Your solution works just fine as long as you add a : for the row subscript (assuming J_vals is a column vector):

for i = len(alpha)
     [theta, J_vals] = gradientDescent(..., alpha(i),...);
     J(:, i) = J_vals;
  %//  ^... all rows, column 'i'
end

You could even put that as the return value:

for i = len(alpha)
     [theta, J(:, i)] = gradientDescent(..., alpha(i),...);
     %//       ^... add returned value directly to our list
end

Both of these methods allow you to preallocate your matrix for a potential speed gain.

If you want to build your list as you go, you can use the method in @dpmcmlxxvi's answer, or you can use the special subscript end. Neither of these methods are compatible with preallocation, though.

for i = len(alpha)
     [theta, J(:, end+1)] = gradientDescent(..., alpha(i),...);
     %//          ^... add new vector after the current end of list
end

I would also like to suggest you not use i as a variable name in Matlab. I know it's natural for other languages, but in Matlab it overwrites the built-in imaginary constant i.
See: https://stackoverflow.com/a/14790765/1377097

Answer 2

Matlab's "cell arrays" are kind of like lists in Python. They are similar in that you can put variable datatypes into them. Nobody seems to be too sure, but most likely the cell array is implemented as an array of object pointers.

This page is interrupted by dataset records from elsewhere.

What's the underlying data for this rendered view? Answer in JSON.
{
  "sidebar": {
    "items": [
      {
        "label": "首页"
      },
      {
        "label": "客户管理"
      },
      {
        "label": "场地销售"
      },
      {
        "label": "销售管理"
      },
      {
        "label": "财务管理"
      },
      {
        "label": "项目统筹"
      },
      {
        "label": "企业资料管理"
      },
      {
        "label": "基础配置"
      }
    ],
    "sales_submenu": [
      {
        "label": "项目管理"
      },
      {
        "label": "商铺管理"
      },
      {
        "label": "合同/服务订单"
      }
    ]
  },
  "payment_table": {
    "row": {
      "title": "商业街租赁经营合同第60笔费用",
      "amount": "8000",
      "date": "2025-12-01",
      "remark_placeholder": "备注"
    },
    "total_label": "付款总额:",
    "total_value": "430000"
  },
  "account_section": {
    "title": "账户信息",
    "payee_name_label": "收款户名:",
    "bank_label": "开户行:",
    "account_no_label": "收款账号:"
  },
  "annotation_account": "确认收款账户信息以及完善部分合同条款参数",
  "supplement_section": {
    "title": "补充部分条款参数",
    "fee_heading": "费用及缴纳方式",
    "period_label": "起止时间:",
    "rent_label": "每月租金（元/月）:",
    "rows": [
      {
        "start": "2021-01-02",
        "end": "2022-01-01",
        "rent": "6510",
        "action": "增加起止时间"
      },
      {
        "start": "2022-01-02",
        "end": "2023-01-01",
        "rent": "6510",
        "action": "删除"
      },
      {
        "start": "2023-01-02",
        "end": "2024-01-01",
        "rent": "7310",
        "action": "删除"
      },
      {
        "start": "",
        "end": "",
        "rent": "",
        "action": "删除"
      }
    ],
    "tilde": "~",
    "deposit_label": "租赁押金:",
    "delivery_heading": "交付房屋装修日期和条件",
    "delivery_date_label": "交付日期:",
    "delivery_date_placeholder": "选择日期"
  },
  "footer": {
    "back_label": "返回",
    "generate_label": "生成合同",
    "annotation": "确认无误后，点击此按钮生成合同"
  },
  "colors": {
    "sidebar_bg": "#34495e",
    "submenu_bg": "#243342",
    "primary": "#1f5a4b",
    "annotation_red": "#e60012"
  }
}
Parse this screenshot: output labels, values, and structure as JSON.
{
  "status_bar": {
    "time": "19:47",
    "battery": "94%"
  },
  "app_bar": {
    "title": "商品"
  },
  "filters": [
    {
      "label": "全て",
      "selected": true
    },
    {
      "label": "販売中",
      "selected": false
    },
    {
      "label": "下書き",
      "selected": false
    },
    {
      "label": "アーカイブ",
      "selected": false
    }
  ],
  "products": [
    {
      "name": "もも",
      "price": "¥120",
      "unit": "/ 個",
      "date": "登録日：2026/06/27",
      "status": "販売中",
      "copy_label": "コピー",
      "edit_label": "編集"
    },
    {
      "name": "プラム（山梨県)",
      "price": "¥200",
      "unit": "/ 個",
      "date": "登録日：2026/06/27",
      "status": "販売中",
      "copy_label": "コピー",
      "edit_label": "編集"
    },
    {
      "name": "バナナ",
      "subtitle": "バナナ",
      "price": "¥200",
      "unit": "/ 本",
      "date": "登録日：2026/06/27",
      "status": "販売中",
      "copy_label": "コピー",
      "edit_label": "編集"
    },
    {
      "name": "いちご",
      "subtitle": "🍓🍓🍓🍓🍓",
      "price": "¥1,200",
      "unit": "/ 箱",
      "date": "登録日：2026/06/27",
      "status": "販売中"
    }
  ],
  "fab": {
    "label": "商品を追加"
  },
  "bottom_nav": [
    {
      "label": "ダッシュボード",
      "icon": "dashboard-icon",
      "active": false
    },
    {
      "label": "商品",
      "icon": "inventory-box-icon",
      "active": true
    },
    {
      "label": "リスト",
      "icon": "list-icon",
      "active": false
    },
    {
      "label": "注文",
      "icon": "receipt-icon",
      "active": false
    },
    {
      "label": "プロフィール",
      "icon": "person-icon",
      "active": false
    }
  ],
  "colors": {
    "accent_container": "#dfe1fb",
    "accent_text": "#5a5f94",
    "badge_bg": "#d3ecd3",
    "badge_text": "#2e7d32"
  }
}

That means that it is still somewhat expensive to append to it (cell_array{length(cell_array) + 1} = new_data), but at least you are only appending a pointer instead of the entire column. You would still have to convert the cell array to a normal matrix afterward using cell2mat.

The most idiomatic Matlab solution is to pre-allocate (as @dpmcmlxxvi suggested).

I think what you are describing is a really common use case, and it's unfortunate that Matlab requires such a verbose idiom for this. Also it's frustrating that the documentation is opaque on how cell arrays are implemented and whether it is expensive to append to a cell array.

Answer 3

If you know how many loops you are going have and the size of the J_vals (or at least a reasonable upper bound) I would suggest pre-allocating the size of the container array

J = zeros(n,1);

then on each loop insert the new values

J(start:start+n) = J_vals

That way you don't reallocate memory. If you don't know, you can append the values to the array. For example,

J = []; % initialize
for i = len(alpha)
     [theta, J_vals] = gradientDescent(..., alpha(i),...);
    J = [J; J_vals]; % Append column row
end

but this is re-allocating the size of the array every loop. If it's not too many loops then it should be ok.